On Wed, May 07, 2025 at 09:37:07AM +0700, Bagas Sanjaya wrote:
On Mon, May 05, 2025 at 11:18:32AM -0300, Jason Gunthorpe wrote:
+Since each compilation unit can only access one underlying format at a time, +code that is intended to be generic across multiple formats has to compile +itself multiple times.
+In an implementation compilation unit the headers would normally be included as +follows::
- #include <linux/generic_pt/common.h>
- #include "fmt/defs_amdv1.h"
- #include "pt_defs.h"
- #include "fmt/amdv1.h"
- #include "pt_common.h"
- #include "pt_iter.h"
What do you mean by compiling generic code multiple times? Including their headers at multiple places like above?
How about like this:
Instead the function pointers can end up at the higher level API (ie map/unmap, etc) and the per-format code can be directly inlined into the per-format compilation unit. For something like iommu each format will be compiled into a per-format iommu operations kernel module.

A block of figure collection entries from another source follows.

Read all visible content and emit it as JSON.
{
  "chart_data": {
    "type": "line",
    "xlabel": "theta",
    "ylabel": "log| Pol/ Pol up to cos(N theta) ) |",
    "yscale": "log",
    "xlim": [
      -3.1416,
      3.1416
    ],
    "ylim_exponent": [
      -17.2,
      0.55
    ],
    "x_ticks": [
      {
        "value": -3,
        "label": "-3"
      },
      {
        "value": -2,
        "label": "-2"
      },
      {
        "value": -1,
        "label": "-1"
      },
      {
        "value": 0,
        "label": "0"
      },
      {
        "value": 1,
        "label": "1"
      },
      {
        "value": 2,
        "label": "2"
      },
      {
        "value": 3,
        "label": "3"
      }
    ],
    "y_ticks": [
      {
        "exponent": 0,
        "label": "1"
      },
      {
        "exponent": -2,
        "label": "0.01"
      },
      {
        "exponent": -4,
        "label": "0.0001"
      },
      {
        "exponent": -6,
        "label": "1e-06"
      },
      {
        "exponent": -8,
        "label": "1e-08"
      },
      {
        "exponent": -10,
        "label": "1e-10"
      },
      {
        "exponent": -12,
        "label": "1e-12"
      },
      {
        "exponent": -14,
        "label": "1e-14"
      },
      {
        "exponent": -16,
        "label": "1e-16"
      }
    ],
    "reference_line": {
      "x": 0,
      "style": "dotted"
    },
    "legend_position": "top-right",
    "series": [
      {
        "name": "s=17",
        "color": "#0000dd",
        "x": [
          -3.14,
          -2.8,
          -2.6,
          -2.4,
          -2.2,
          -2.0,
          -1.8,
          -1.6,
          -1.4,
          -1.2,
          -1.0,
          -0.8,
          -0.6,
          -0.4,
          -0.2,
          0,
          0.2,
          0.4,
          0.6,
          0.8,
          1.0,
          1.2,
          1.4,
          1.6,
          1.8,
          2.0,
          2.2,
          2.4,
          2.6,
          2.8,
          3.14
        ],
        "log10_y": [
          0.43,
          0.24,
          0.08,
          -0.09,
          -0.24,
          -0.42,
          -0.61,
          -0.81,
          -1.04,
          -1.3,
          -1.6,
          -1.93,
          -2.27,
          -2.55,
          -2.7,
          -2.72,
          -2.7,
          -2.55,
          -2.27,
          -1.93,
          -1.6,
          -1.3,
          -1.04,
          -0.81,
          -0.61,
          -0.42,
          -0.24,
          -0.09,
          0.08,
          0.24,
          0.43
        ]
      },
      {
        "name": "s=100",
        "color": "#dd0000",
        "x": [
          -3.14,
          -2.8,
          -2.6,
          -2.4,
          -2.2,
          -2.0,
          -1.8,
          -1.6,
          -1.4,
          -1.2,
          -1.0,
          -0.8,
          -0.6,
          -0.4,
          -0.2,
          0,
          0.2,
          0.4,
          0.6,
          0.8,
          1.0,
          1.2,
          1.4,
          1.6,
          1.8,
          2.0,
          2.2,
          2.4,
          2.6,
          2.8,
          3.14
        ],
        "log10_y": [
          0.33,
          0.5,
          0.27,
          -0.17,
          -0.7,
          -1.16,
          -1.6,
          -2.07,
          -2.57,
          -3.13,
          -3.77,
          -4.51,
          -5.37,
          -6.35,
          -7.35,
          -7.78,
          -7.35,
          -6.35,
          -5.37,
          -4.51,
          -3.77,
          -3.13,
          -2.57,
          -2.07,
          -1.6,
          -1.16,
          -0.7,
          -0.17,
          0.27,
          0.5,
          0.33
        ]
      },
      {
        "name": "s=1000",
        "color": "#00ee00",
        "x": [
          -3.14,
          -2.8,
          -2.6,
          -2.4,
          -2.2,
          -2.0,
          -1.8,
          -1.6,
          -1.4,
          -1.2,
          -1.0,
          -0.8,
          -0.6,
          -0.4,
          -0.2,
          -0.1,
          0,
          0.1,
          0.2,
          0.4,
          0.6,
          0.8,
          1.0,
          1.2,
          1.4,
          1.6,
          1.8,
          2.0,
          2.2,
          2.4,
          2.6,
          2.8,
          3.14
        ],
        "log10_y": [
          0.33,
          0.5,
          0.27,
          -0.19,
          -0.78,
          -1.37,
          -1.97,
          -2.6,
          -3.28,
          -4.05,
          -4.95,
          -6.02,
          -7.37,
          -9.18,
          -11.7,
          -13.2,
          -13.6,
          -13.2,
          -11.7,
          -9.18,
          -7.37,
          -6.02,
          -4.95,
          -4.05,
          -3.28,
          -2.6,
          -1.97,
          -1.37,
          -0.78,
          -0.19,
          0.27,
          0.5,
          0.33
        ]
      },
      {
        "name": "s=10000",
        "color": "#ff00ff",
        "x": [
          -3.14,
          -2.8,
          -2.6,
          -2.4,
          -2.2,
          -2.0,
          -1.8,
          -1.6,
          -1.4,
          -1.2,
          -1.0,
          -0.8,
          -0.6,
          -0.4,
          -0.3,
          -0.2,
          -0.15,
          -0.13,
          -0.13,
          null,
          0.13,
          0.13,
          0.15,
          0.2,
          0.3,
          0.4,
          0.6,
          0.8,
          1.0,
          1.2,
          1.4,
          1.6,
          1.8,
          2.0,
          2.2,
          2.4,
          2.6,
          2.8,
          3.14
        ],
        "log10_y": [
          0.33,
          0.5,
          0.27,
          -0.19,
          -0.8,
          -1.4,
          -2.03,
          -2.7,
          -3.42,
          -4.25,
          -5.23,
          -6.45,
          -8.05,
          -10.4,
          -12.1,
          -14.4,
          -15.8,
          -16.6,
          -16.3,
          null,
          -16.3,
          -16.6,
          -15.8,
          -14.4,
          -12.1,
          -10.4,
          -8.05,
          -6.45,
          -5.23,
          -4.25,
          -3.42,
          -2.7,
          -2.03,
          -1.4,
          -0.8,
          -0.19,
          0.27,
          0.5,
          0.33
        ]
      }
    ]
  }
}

For this to work the .c file for each compilation unit will include both the format headers and the generic code for the implementation. For instance in an implementation compilation unit the headers would normally be included as follows::
#include <linux/generic_pt/common.h> #include "fmt/defs_amdv1.h" #include "pt_defs.h" #include "fmt/amdv1.h" #include "pt_common.h" #include "pt_iter.h" #include "iommut_pt.h" /* The iommu implementation */
iommu_pt.h includes definitions that will generate the operations functions for map/unmap/etc using the definitions provided by AMDv1. The resulting module will have exported symbols named like pt_iommu_amdv1_init().